We call him Hollywood because he's a bit of a showoff. He'll climb up high and do a daredevil jump and he loves to sit on a log and stare at his reflection in the glass. He even does that sometimes when he calls. He's a goofy little frog.


----------



## moose12 (Nov 16, 2009)

Many of my darts just appear with tads on their backs...no idea where the eggs were layed...It will happen  Just give it time...


----------



## raelilphil (Dec 22, 2014)

What if we don't want them to breed? Should I keep it slightly drier like previously suggested? I know everyone wants theirs to breed, but I don't have enough space for more than what I have, and they are classroom pets.

And of course, they don't want to "hug" in a cocohut or even on the ground.

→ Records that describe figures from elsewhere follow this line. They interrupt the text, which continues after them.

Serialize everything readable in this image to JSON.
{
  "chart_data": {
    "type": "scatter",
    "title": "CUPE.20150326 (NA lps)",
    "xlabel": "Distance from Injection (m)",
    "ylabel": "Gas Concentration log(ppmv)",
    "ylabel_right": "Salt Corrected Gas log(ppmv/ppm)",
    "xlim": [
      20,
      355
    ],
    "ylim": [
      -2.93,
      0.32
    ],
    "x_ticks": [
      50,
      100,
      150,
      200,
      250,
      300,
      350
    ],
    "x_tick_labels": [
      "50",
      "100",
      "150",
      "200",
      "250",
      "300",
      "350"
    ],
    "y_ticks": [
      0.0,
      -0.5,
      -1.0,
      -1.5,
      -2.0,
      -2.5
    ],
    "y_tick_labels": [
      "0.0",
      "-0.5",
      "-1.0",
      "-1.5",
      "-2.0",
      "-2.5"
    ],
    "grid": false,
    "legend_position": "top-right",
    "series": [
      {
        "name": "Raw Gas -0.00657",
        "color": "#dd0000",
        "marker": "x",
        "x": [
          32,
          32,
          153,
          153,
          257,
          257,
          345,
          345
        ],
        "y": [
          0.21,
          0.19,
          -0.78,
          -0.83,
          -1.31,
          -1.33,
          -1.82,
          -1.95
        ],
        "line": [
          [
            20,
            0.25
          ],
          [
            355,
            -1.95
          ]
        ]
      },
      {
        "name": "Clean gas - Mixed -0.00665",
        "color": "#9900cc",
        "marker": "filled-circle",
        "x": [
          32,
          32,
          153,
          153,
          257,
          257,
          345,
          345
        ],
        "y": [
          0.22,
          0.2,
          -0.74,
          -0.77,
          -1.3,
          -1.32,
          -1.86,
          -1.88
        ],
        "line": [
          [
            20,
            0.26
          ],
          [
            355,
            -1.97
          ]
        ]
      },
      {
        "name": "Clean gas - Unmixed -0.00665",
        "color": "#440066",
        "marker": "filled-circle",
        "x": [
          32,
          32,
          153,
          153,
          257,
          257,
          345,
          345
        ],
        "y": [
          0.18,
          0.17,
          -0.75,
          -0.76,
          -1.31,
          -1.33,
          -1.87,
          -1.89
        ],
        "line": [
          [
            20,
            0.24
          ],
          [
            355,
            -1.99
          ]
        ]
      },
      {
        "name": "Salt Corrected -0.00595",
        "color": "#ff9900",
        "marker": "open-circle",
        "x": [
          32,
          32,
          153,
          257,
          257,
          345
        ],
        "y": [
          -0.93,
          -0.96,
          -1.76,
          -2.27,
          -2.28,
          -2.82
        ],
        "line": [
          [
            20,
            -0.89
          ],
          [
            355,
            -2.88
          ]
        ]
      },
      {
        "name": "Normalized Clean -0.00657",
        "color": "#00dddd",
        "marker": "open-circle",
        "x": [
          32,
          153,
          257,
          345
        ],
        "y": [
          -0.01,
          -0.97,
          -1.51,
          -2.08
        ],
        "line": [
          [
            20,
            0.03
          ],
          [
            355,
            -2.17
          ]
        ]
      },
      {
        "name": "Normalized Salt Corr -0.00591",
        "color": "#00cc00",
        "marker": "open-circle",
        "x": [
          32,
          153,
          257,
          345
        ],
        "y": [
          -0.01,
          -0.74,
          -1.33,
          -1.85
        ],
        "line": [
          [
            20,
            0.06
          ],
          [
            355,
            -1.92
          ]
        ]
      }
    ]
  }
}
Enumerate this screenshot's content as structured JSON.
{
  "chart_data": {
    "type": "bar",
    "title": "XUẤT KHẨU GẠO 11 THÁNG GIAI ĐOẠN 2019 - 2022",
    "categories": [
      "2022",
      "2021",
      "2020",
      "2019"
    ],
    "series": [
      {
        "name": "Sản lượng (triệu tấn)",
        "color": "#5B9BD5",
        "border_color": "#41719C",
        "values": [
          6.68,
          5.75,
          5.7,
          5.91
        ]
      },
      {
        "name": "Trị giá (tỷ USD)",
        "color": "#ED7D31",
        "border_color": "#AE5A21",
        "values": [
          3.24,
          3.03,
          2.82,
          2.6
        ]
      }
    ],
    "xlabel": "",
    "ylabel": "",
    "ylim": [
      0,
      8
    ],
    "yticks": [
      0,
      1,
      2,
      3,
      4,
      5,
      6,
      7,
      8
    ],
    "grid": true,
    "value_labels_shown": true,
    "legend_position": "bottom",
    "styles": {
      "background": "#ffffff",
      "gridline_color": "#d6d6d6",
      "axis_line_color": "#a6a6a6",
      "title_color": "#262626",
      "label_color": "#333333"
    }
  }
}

They want to do it as high up as possible on a magnolia leaf… I have to spray them to get them to stop, and that just seems mean and possibly problematic, but I panicked, because I'm not ready to talk about what they are doing to elementary kids.


----------



## Reef_Haven (Jan 19, 2011)

If there is no standing water, the tads can't survive. Frogs are less likely to breed if there is not at least one pool of water to transport a tad to. The male leuc will have a difficult time keeping the eggs hydrated without the ability to draw in water from some source other than misting.


----------